According to a report issued by Scotiabank, economic growth, investor confidence and financial markets have been cuffed by several developments over the past few months – including the expectation that the U.S Federal Reserve would slow down its extraordinary monetary stimulus, increased possibility of military intervention due to mounting threats in Syria and lastly, larger emerging market economies may gain strength.

The current partial government shutdown in the U.S. is also curbing economic growth, according to the report.

“Although it is still a low probability, the political, economic and financial market fallout associated with even a relatively brief failure by the U.S. Government to service its debt obligations could be much more severe and longer-lasting,” said Jestin.

“America’s fiscal deficit has been roughly halved in nominal dollar values, and the United States remains a diversified and resilient economy that continues to be supported by a very stimulative monetary policy,” Jestin said.

Yet, U.S. resiliency does not entirely negate severe outcomes.

In American default scenarios, investors may favour international portfolios, which would weaken the U.S. dollar, the report stated.

“Canadian exports and output will likely be pressured a bit by the events unfolding south of the border, though the overall impact will be limited by the resiliency in domestic personal spending and housing activity,” Jestin said, also adding that emerging market economies, like China, stabilizing and reinforcing the demand and cost of commodities.

Nevertheless, Jestin has an optimistic outlook and firmly believes there is no chance that the U.S will be forced into a default position.

Foreign Exchange

The Canadian dollar has lost some ground, but it is expected to stabilize in early 2014, a report issued by Scotiabank’s Camilla Sutton, chief foreign exchange strategist, said.

According to her report, presented by Jestin, Canada can no longer boast a twin current account, a budget surplus and strong fundamental growth. The report also stated that the current account and budget deficits would only narrow modestly in the next year.

Ultimately, the CAD will weaken until the end of the year and make a modest recovery in 2014.

 

Global Auto Report

Car sales picked up speed during the summer, but because of incentives on new cars and light trucks, the prices decreased by 5%, an economist from Scotiabank reported.

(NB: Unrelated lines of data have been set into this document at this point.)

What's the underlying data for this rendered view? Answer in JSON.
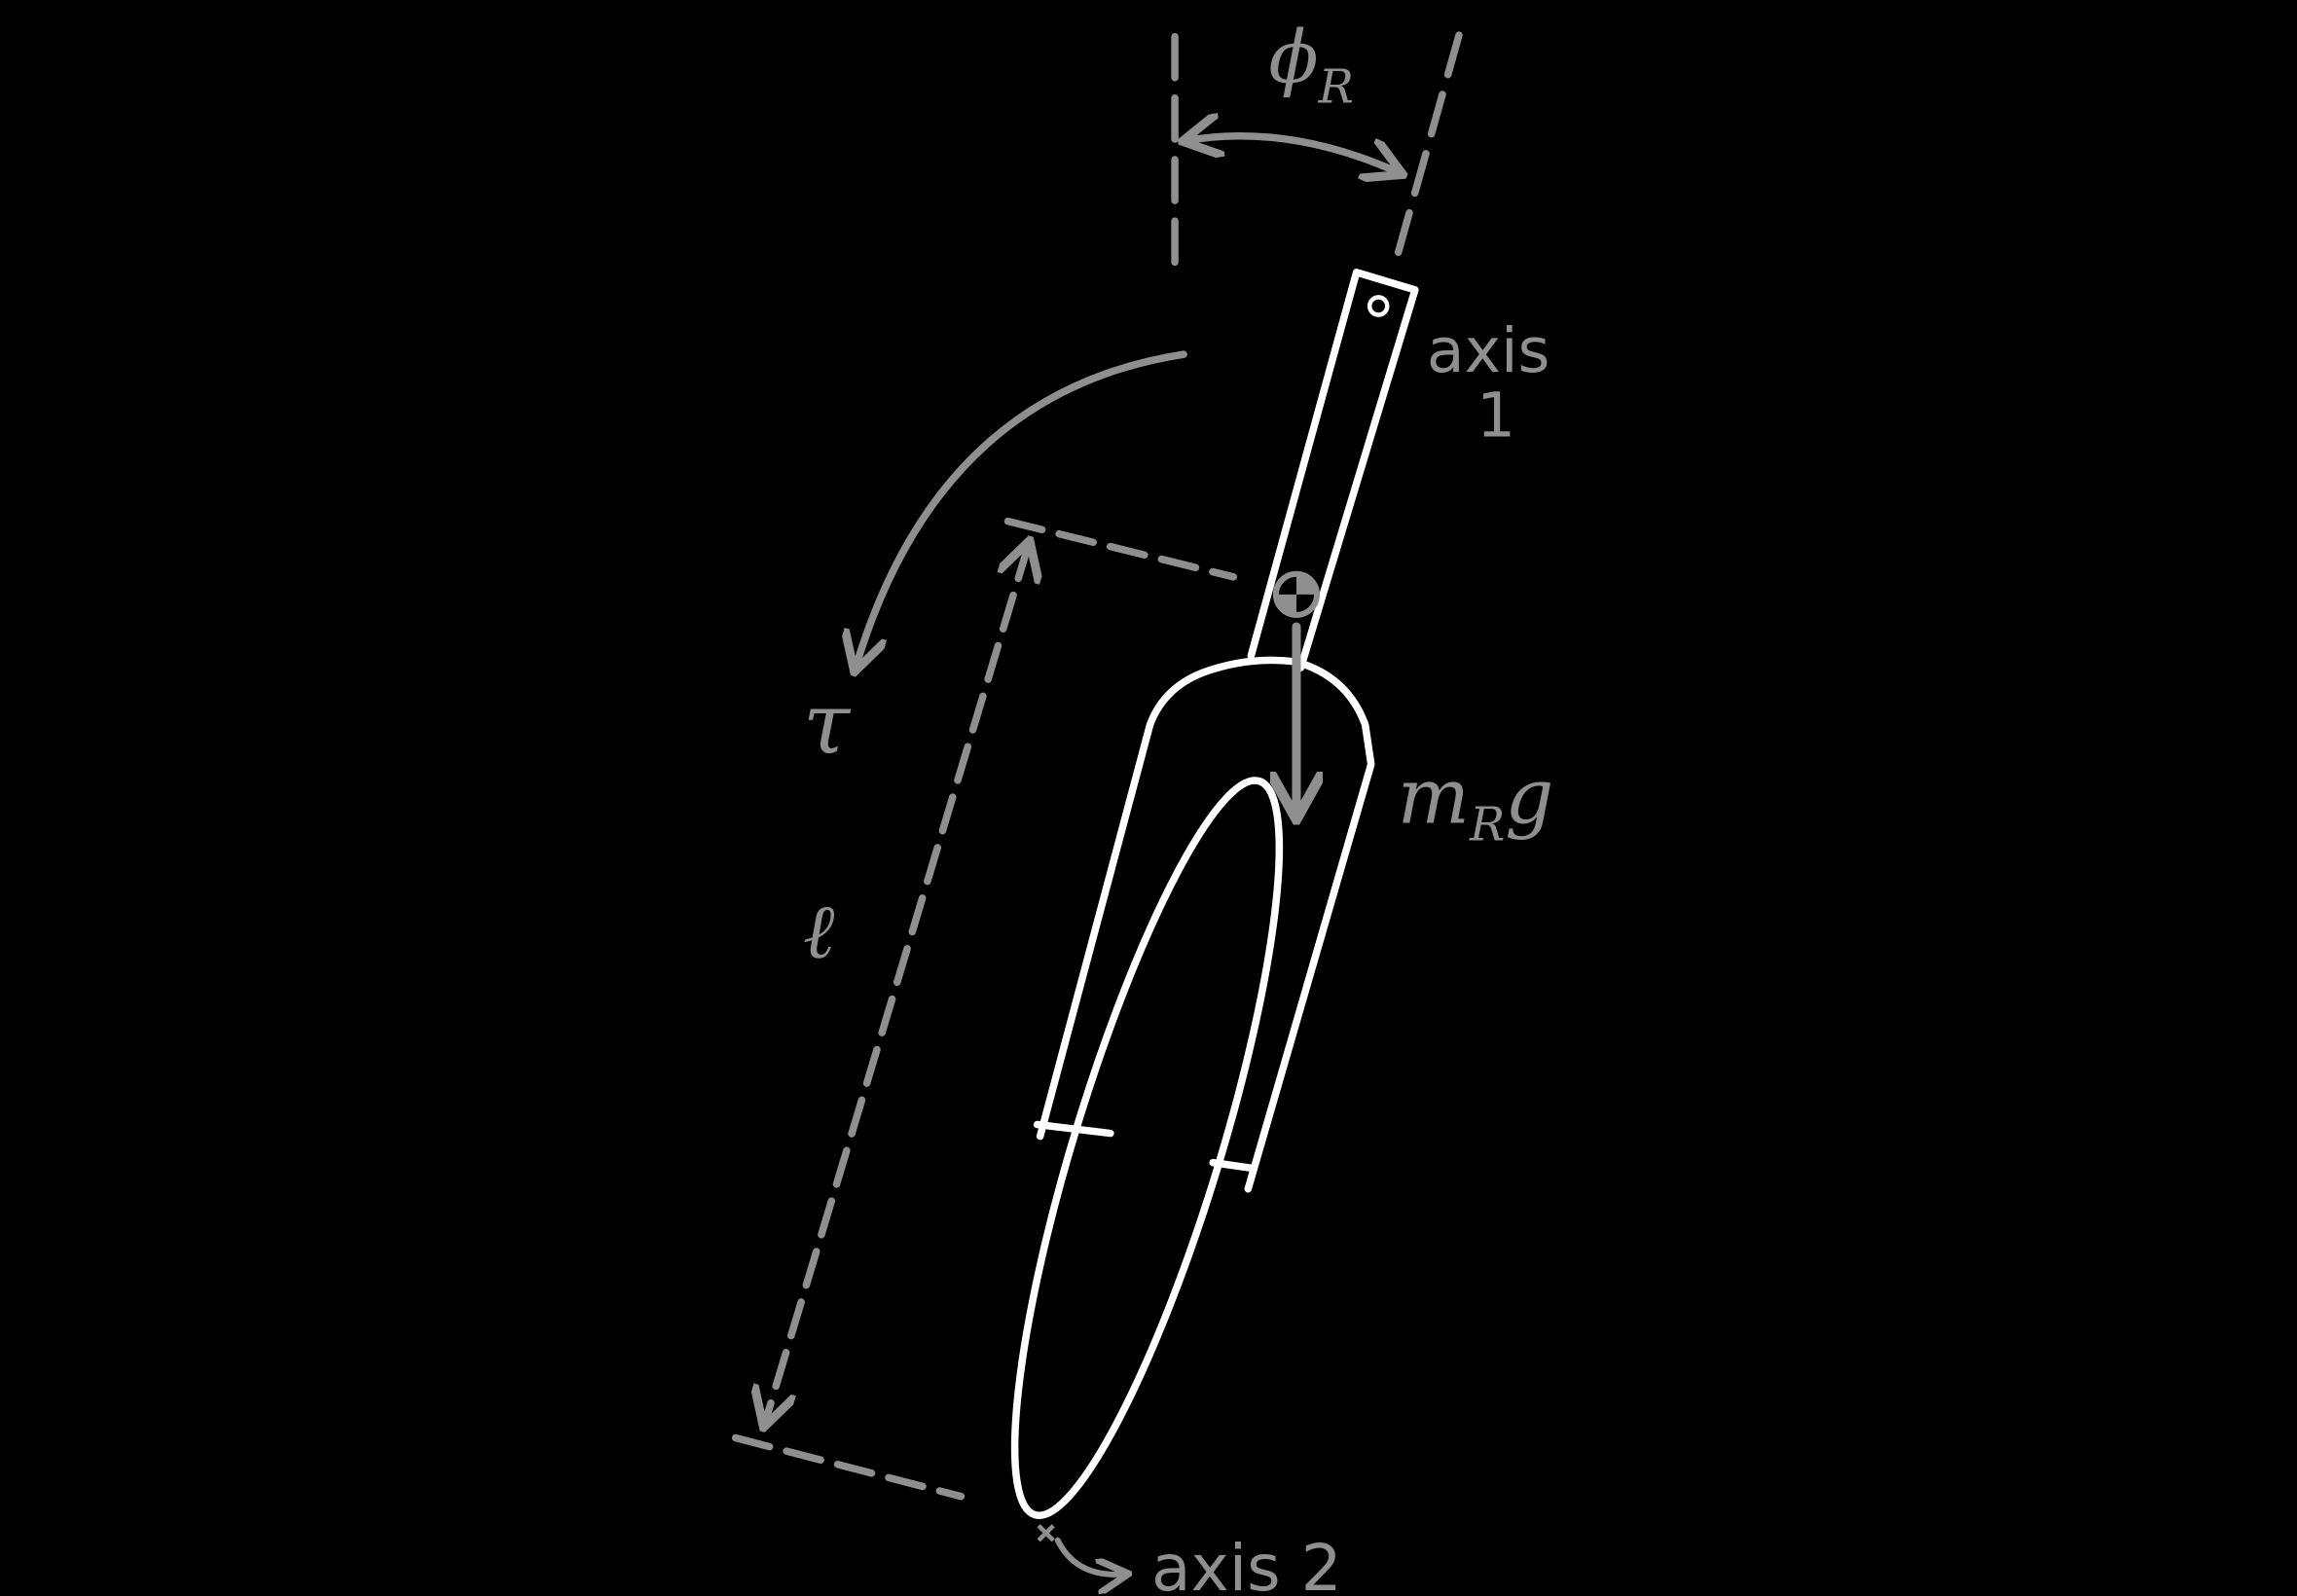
{
  "labels": {
    "phi": "ϕ",
    "phi_sub": "R",
    "axis1_line1": "axis",
    "axis1_line2": "1",
    "tau": "τ",
    "ell": "ℓ",
    "mass": "m",
    "mass_sub": "R",
    "mass_g": "g",
    "axis2": "axis 2"
  },
  "colors": {
    "background": "#000000",
    "outline": "#ffffff",
    "annotation": "#8f8f8f"
  }
}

According to Jestin, China produces more automobiles than U.S., Canada and Mexico combined.

While car prices strengthen, particularly in the pre-owned market, rising supplies will limit gains, Jestin said.

Global Real Estate Trends

Jestin reported that Canadian housing activity remains afloat, but sustained gains are becoming less favourable due to a number of factors.

“Low borrowing costs and balanced market conditions continue to attract buyers, but slowing job growth and the recent uptick in fixed mortgage rates will likely cool activity later in the year and into 2014,” said Jestin.

Affordability, according to Jestin, is an ongoing problem in larger urban areas, especially for single-family homes.

Jestin concluded his findings on an uplifting note.

“I am very optimistic about the outlook for Canada,” said Jestin, but also added, “Accurate predictions require an advanced degree in astrology.”